Os valores que guiam a concessão de crédito no sistema bancário tradicional no País também é outro gargalo que dificulta o ambiente de negócios para os micro e pequenos empresários. O diretor técnico do Sebrae pontua, no entanto, que, assim como a digitalização dos negócios, o acesso ao crédito passa por uma transformação que deve ser permanente e pode trazer inúmeros benefícios.
Confira a entrevista completa
Os micro e pequenos negócios ficam mais vulneráveis em tempos de crise. Como ficaram as empresas cearenses durante a pandemia?
Tivemos algumas fases que merecem ser analisadas separadamente. A primeira é quando a pandemia chega. Nós temos cerca de 5% das empresas cearenses, isso equivalia, na base de 500 mil empresas que tínhamos, a cerca de 20 mil empresas, que não tiveram condições de continuar suas atividades.
Principalmente no setor de serviços, ligado ao entretenimento, ao turismo, a eventos, que ficaram prejudicadas inclusive na relação à distância com o cliente, porque mesmo utilizando meios digitais não podia haver eventos, não haviam plataformas disponíveis, não existia cultura digital. Então, 5% dessas empresas, cerca de 20 mil de micro e pequeno porte, ficaram no caminho.
Em seguida, nós do Sistema Sebrae, e aqui no Ceará muito intensamente, fizemos um trabalho de inserção no ambiente digital. Foi um conjunto de consultorias voltadas pra facilitar a ambientação desse empreendedor no ambiente digital.
Para tanto, o Sebrae nacional implementou muitas ferramentas, utilizando os canais mais diversos de redes sociais e aprimoramos essa relação à distância com o cliente, que até então era muito esporádica, não existia essa cultura de dar consultoria por smartphone.
Nós fomos começando a aplicar e, ao final do primeiro período, nós já tínhamos cerca de 20 mil consultorias só no Ceará de inserção das empresas no ambiente digital. Tivemos que pedir reposição até de recursos ao Sebrae nacional pra dar conta da busca que houve das empresas tentando adaptar suas apresentações dos produtos no ambiente digital, a inserção nas plataformas, o desenvolvimento de sites para lidar com o cliente, a comunicação deles que era totalmente analógica.

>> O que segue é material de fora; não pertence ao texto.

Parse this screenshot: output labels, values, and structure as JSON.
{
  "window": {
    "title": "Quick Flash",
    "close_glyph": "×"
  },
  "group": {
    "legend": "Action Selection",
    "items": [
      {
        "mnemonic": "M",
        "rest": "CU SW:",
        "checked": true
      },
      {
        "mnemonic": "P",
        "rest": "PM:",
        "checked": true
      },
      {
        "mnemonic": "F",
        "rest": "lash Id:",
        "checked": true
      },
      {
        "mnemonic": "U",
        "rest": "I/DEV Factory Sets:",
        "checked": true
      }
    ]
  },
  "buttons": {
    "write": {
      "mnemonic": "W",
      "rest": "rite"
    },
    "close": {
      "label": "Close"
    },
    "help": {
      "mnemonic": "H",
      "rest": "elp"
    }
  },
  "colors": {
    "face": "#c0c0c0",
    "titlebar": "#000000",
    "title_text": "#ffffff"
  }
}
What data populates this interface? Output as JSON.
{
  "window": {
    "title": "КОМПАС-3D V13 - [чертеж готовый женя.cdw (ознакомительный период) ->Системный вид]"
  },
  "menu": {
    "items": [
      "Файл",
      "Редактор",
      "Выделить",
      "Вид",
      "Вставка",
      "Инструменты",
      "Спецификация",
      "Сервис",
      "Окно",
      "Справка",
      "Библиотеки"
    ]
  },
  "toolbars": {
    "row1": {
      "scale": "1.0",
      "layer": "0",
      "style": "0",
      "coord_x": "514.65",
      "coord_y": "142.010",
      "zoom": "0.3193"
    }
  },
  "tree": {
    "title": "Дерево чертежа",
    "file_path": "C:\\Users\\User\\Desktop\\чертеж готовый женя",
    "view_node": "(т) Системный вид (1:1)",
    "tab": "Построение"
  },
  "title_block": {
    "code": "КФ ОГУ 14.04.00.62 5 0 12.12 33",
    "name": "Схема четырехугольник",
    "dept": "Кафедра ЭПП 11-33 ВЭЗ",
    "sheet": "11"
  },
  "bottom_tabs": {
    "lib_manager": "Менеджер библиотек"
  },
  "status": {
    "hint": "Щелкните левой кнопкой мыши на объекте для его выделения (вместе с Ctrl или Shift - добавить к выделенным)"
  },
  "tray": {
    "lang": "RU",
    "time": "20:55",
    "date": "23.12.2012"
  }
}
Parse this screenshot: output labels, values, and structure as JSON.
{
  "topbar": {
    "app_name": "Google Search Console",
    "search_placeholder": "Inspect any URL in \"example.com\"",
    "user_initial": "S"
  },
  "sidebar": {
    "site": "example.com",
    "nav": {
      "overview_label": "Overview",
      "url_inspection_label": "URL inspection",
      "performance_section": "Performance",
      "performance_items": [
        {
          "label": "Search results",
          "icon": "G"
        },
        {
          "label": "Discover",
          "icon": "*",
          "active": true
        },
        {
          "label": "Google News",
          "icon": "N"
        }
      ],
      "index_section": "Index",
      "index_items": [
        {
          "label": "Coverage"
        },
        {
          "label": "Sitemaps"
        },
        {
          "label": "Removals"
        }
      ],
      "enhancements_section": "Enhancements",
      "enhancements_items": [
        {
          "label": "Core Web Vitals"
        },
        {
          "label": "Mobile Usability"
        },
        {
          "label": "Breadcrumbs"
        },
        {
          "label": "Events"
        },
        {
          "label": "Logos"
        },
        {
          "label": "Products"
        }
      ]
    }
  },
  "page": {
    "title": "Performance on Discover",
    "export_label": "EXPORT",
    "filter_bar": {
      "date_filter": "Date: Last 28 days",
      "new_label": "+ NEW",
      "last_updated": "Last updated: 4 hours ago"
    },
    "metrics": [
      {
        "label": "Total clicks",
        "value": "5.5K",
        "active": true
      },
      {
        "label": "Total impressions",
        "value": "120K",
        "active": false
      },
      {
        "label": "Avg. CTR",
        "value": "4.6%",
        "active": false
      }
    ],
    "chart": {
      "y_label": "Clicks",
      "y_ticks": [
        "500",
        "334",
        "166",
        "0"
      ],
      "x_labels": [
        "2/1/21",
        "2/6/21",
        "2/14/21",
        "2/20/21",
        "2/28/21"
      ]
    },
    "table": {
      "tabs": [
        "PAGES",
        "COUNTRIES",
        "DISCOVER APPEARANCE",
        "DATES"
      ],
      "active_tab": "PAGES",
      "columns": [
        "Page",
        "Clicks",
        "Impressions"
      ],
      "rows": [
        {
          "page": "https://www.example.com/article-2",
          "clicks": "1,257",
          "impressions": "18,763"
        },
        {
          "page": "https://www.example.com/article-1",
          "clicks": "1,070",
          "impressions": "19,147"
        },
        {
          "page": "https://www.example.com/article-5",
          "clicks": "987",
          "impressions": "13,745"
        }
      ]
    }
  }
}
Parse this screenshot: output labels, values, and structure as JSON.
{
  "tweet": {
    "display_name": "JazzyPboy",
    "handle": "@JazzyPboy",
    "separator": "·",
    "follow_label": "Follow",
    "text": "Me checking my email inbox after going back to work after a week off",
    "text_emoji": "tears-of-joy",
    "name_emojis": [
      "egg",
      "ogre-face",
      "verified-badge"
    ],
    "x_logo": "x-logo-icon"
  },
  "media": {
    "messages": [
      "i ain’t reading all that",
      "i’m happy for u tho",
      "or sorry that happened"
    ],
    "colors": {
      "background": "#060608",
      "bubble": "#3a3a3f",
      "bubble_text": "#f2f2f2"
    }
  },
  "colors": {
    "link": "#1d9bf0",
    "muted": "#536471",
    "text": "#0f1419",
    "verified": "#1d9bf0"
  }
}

Tudo isso os especialistas transformaram em ações, consultoria e orientação, de forma que em 2020 nós chegamos a atender quase 25% a mais em relação a 2019. Foi um impacto da primeira onda da pandemia.
Neste ano, com a segunda onda, esse cenário tem sido diferente?
No início desse ano já inicia uma retomada da economia. Nós já sentíamos uma retomada, tanto que teve um fator curioso que é importante mencionar: o desemprego ocorreu fundamentalmente na média e grande empresa.
Os dados do Caged mostram que a geração de emprego na média e grande empresa foi negativa, ou seja, desempregou mais do que empregou. Enquanto na micro e pequena empresa é o inverso, o saldo é positivo. A micro e pequena empresa chega nesse mês de março a contribuir aqui no Ceará com praticamente 95% de todos os empregos gerados na economia.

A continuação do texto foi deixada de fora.